I used the MediaCreationTool version 10.0.10586.0 and it offers to create the tool for 32-bit, 64-bit or both. Which options did you get?

I choose to create a bootable UFD, not an ISO and for 64-bit only.

Quote:
a.  In order to install the upgrade--does one have to have a MS Account and access to the One Drive service--or can the install be done from a *local* account?
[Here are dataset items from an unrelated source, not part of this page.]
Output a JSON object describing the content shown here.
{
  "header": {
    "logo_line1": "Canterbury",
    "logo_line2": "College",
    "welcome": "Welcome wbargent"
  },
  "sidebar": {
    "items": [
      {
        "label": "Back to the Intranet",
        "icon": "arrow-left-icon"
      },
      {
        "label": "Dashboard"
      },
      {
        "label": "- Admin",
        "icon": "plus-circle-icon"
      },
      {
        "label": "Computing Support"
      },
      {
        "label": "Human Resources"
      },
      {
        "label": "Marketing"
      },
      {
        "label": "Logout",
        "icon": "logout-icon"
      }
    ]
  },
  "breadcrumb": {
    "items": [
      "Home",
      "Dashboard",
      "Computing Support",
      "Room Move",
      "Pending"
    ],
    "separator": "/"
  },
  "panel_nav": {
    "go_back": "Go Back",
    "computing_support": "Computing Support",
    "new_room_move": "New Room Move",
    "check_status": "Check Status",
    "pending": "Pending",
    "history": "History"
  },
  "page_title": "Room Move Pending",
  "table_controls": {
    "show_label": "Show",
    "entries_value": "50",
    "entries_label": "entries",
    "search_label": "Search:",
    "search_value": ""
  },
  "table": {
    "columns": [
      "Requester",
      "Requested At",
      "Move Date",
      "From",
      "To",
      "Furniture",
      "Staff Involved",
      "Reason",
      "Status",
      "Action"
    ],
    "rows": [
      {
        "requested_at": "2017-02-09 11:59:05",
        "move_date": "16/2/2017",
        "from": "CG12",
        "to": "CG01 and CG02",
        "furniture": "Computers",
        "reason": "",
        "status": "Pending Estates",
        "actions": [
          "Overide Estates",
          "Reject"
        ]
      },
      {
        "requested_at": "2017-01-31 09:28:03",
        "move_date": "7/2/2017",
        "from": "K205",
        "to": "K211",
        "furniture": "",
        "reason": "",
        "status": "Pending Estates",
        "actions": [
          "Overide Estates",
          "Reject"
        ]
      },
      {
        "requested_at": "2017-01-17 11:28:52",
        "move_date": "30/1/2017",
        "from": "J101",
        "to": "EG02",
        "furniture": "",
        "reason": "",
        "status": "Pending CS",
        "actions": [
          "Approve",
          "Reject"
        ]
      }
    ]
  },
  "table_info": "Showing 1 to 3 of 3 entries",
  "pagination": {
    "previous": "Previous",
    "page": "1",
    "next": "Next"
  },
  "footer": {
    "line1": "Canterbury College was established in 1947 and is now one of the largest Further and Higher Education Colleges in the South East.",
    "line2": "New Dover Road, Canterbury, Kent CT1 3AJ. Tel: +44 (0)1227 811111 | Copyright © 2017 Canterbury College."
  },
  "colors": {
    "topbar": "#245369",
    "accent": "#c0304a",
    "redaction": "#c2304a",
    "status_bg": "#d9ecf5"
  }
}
I have no MS Account and my system was upgraded and activated w/o issues.

Quote:
b.  I saw one recommendation to pull the internet connection--wired or wireless--during the installation--and wait until the installation was done before connecting--any thoughts on that--does that make any sense or difference?


That's what I recommend but simply to be able to create an Image prior to letting Windows Destroy ... Roll Eyes ... sorry ... Undecided ... I mean Windows Update loose.

Quote:
c.  During installation, apparently there's an option to perform an update to the newly installed Win10 OS, from within the installation program,--or you can elect to *wait* until (some unspecified) time later to do it after the installation--any thoughts on that option?


I saw no such option but I upgraded to version 10586. If you upgrade to 10240 (the initial release), I guess that the first task for WU is to install version 10586. Maybe that's what's referred to?

On the other questions, I have nothing to contribute.